View Source Examples

Mix.install([
  {:nx, "~> 0.6.0"},
  {:nx_image, "~> 0.1.2"},
  {:kino, "~> 0.12.0"}
])

Upload your test image

Using a Livebook v0.8.0 or higher, we can add the new Kino.Input.image/1 to upload an image to our notebook.

image_input = Kino.Input.image("Uploaded Image")

We can use Input.read/1 to retrieve the information about our image.

%{file_ref: file_ref, format: :rgb, height: height, width: width} = Kino.Input.read(image_input)

content = file_ref |> Kino.Input.file_path() |> File.read!()

NxImage requires that the images be tensors in either HWC (default) or CHW order, with an arbitrary number of leading batch axes. The input data is already HWC, so creating a tensor is straightforward:

image_tensor =
  Nx.from_binary(content, :u8)
  |> Nx.reshape({height, width, 3})

Now that we have a tensor in the shape of {height, width, channels} we operate on it using the NxImage module.

Center crop

The first capability we'll look at is center cropping.

center_cropped_tensor = NxImage.center_crop(image_tensor, {300, 300})

We've transformed the image from its original size to 300 x 300 by taking the pixels 150 above and below the image center. Similarly we have the 150 pixels to the left and right of the center point.

Visualization

Numbers are great, but most of us are visual focused. Let's see what center crop did to our uploaded image:

Kino.Layout.grid(
  [
    Kino.Image.new(center_cropped_tensor),
    Kino.Markdown.new("**Center of the image**")
  ],
  boxed: true
)

Resize

We'll resize the image. Whether this resized image is shrunk or enlarged is dependent upon the original image size. Resizing to a standard size can be useful when training visual models on a diverse set of source images.

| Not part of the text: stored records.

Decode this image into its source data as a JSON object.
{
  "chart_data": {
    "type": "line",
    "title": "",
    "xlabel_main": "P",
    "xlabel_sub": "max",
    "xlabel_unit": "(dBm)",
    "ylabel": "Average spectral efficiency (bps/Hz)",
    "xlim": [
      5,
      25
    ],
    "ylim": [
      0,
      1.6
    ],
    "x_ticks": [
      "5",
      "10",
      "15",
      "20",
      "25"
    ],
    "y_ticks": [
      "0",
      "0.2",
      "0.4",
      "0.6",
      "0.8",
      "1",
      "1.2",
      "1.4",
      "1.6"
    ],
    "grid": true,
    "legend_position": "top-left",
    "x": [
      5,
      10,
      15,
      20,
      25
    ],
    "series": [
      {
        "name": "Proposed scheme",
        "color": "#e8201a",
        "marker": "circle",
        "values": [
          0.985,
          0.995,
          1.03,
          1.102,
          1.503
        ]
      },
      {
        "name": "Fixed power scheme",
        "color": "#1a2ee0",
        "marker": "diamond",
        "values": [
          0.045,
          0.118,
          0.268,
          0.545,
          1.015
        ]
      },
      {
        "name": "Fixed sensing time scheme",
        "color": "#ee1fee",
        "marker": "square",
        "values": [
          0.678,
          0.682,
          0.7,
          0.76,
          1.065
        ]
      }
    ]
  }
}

resized_tensor = NxImage.resize(image_tensor, {768, 768}, method: :nearest)

Let's display the original image and the resized image. If you can't tell the difference, try a non-square image, or resizing to a very small resolution instead.

original_image = Kino.Image.new(image_tensor)
original_label = Kino.Markdown.new("**Original image**")

resized_image = Kino.Image.new(resized_tensor)
resized_label = Kino.Markdown.new("**Resized image**")

Kino.Layout.grid([
  Kino.Layout.grid([original_image, original_label], boxed: true),
  Kino.Layout.grid([resized_image, resized_label], boxed: true)
])

Let's double check the shape of both images.

{image_tensor.shape, resized_tensor.shape}

We can see that the resized image has a different shape from the original image shape.

You can try other resize strategies: :bilinear, :bicubic, :lanczos3, :lanczos5. How do they affect the resulting image?

Further exploration

There are other functions in the NxImage module.

For example, NxImage.normalize/3 can be useful for transfer learning, where an original model is further trained on a set of images from your custom domain. The original images had a particular mean and standard deviation. When transfer learning from the base model, your source images are normalized in the same manner as the distribution of the original set of images.

Note: in this notebook we were using the default Nx.BinaryBackend for all the operations. To speed up the operations you can configure an optimised backend or compiler, such as EXLA.